O problema pode ser responsável por inibir a vida social, afetar a auto-confiança, interferir nos relacionamentos pessoais e profissionais.

 

Quando você tem um amigo ou alguém conhecido que tem mau hálito você consegue alertá-lo sobre o problema? Na maioria das vezes, as pessoas se sentem desconfortáveis para falar em relação ao assunto. No entanto, quem sofre de mau hálito ou halitose, geralmente, não o sente, porque o nariz já está acostumado com o cheiro.

Na maioria dos casos, segundo a cirurgiã dentista, Dra. Priscila Ryzy, a halitose se origina na cavidade bucal como resultado de uma higiene oral insatisfatória, onde restos alimentares se decompõem na boca. “A ingestão de alimentos como o alho e cebola, alguns remédios que provocam uma diminuição do fluxo salivar, certas doenças, entre elas as pulmonares, de esôfago e das vias aéreas, contribuem para o aparecimento ou agravamento da halitose”, afirma Priscila. Além disso, a cirurgiã dentista ressalta que o uso do tabaco e álcool elevam a tendência para o mau hálito.

Aproximadamente 30% dos brasileiros sofrem de mau hálito. Problema que pode afetar a vida social do indivíduo, diminuir a sua auto-confiança, interferir nos relacionamentos e no desempenho das atividades diárias e profissionais.

Tratamento

O sucesso do tratamento consiste em identificar a causa do mau hálito. “Se ela é originada de uma higiene bucal inadequada, a correção está na maneira de escovar os dentes, língua e bochecha, resolvendo o problema”, explica a profissional.

Priscila diz que é importante procurar um dentista para uma “instrução de higiene oral”, assim terá certeza sobre uma escovação correta. “A saúde pública dispõe desse atendimento. Nos postos de saúde, o paciente que tiver interesse deve procurar um dentista ou um THD (Técnico de Higiene Dental) para esse tipo de orientação. Lembrando sempre que a prevenção é a melhor alternativa”, observa.
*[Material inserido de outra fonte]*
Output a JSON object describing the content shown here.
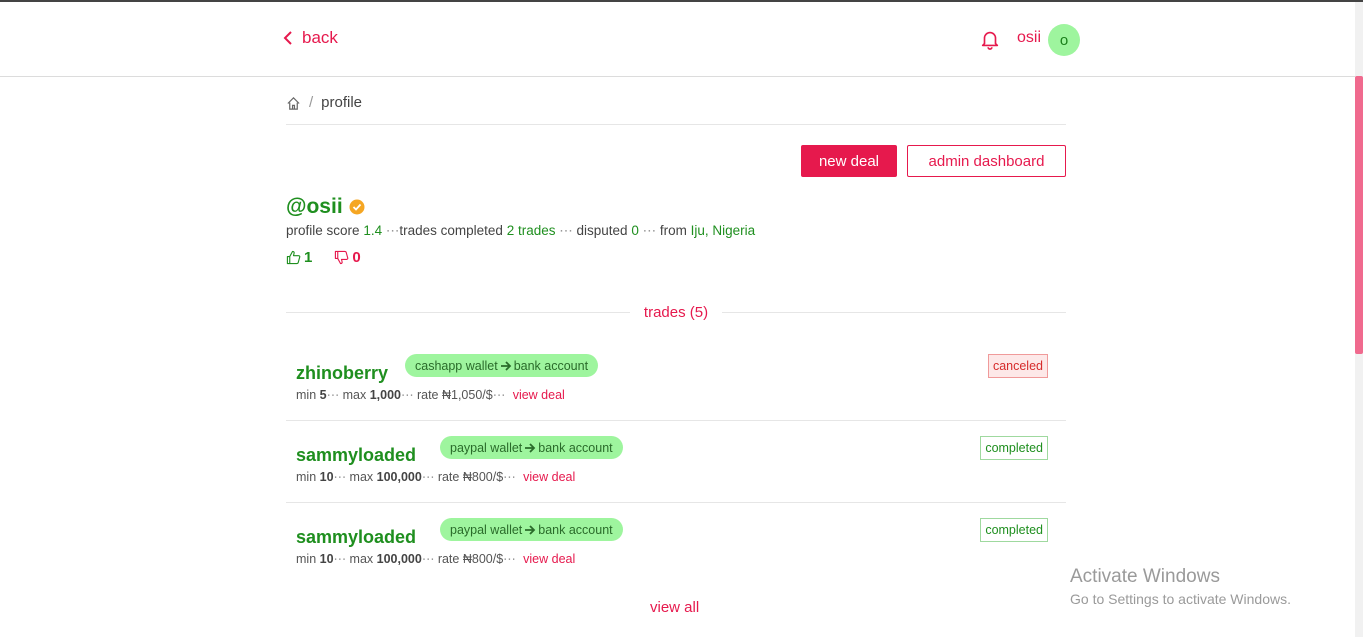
{
  "header": {
    "back_label": "back",
    "username": "osii",
    "avatar_initial": "o"
  },
  "breadcrumb": {
    "separator": "/",
    "current": "profile"
  },
  "actions": {
    "new_deal": "new deal",
    "admin_dashboard": "admin dashboard"
  },
  "profile": {
    "handle": "@osii",
    "score_label": "profile score",
    "score": "1.4",
    "trades_label": "trades completed",
    "trades": "2 trades",
    "disputed_label": "disputed",
    "disputed": "0",
    "from_label": "from",
    "location": "Iju, Nigeria",
    "likes": "1",
    "dislikes": "0"
  },
  "trades_section": {
    "title": "trades (5)",
    "view_all": "view all",
    "items": [
      {
        "name": "zhinoberry",
        "from": "cashapp wallet",
        "to": "bank account",
        "min_label": "min",
        "min": "5",
        "max_label": "max",
        "max": "1,000",
        "rate_label": "rate",
        "rate": "₦1,050/$",
        "view_label": "view deal",
        "status": "canceled"
      },
      {
        "name": "sammyloaded",
        "from": "paypal wallet",
        "to": "bank account",
        "min_label": "min",
        "min": "10",
        "max_label": "max",
        "max": "100,000",
        "rate_label": "rate",
        "rate": "₦800/$",
        "view_label": "view deal",
        "status": "completed"
      },
      {
        "name": "sammyloaded",
        "from": "paypal wallet",
        "to": "bank account",
        "min_label": "min",
        "min": "10",
        "max_label": "max",
        "max": "100,000",
        "rate_label": "rate",
        "rate": "₦800/$",
        "view_label": "view deal",
        "status": "completed"
      }
    ]
  },
  "overlay": {
    "title": "Activate Windows",
    "subtitle": "Go to Settings to activate Windows."
  },
  "colors": {
    "accent": "#e6194d",
    "success": "#1f8f1f",
    "pill": "#9ef59e"
  },
  "icons": [
    "chevron-left-icon",
    "bell-icon",
    "home-icon",
    "verified-icon",
    "thumbs-up-icon",
    "thumbs-down-icon",
    "arrow-right-icon"
  ]
}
Quando o mau hálito é proveniente de alguma doença, conforme a cirurgiã dentista, é necessário fazer um tratamento mais avançado. “No caso de pacientes com doença periodontal, se faz o controle através de raspagens e profilaxia, removendo regiões de acúmulo de cálculo (tártaro), para que com uma escovação específica seja eliminado o mau hálito e controlada a doença”, explica Priscila.

Pacientes desdentados também podem ter mau hálito. “Por isso, é fundamental escovar as próteses e fazer uso de limpadores de língua e bochecha”, salienta a cirurgiã dentista.
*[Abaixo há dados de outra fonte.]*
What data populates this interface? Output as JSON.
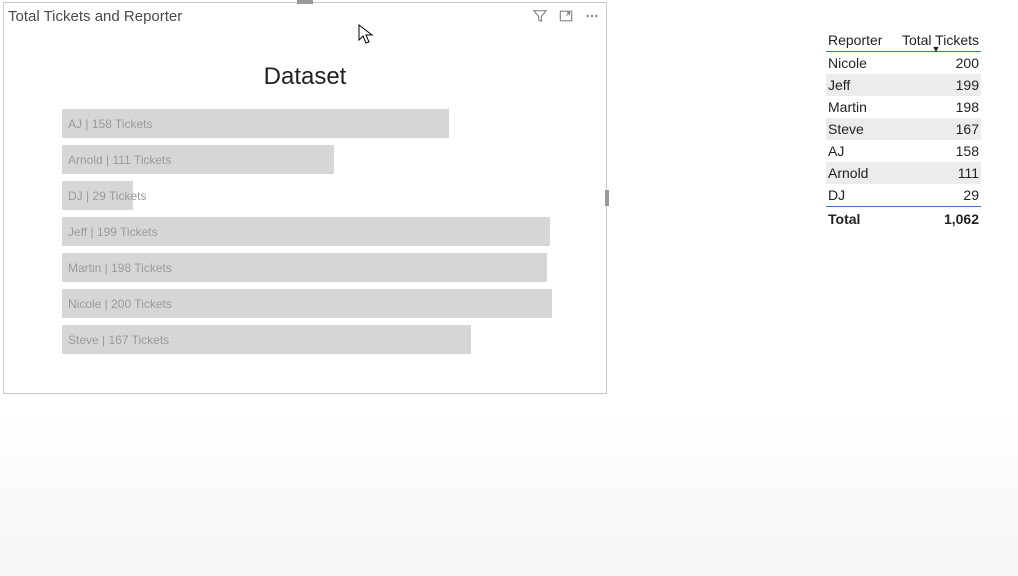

O uso de enxaguantes isoladamente, segundo a profissional, não previne e nem elimina o mau hálito. “É sempre importante estar atento às recomendações de seu dentista, pois enxaguatórios, como a clorexidina, são remédios e possui efeitos colaterais, como, por exemplo, manchas nos dentes e perda temporária da sensibilidade gustativa”, declara.

O mau hálito pode ser um problema fácil de ser tratado assim como estar sinalizando alguma doença grave. O ideal é procurar um profissional habilitado para esclarecer suas dúvidas. Um sorriso saudável e sem constrangimento constitui um dos princípios para uma vida saudável.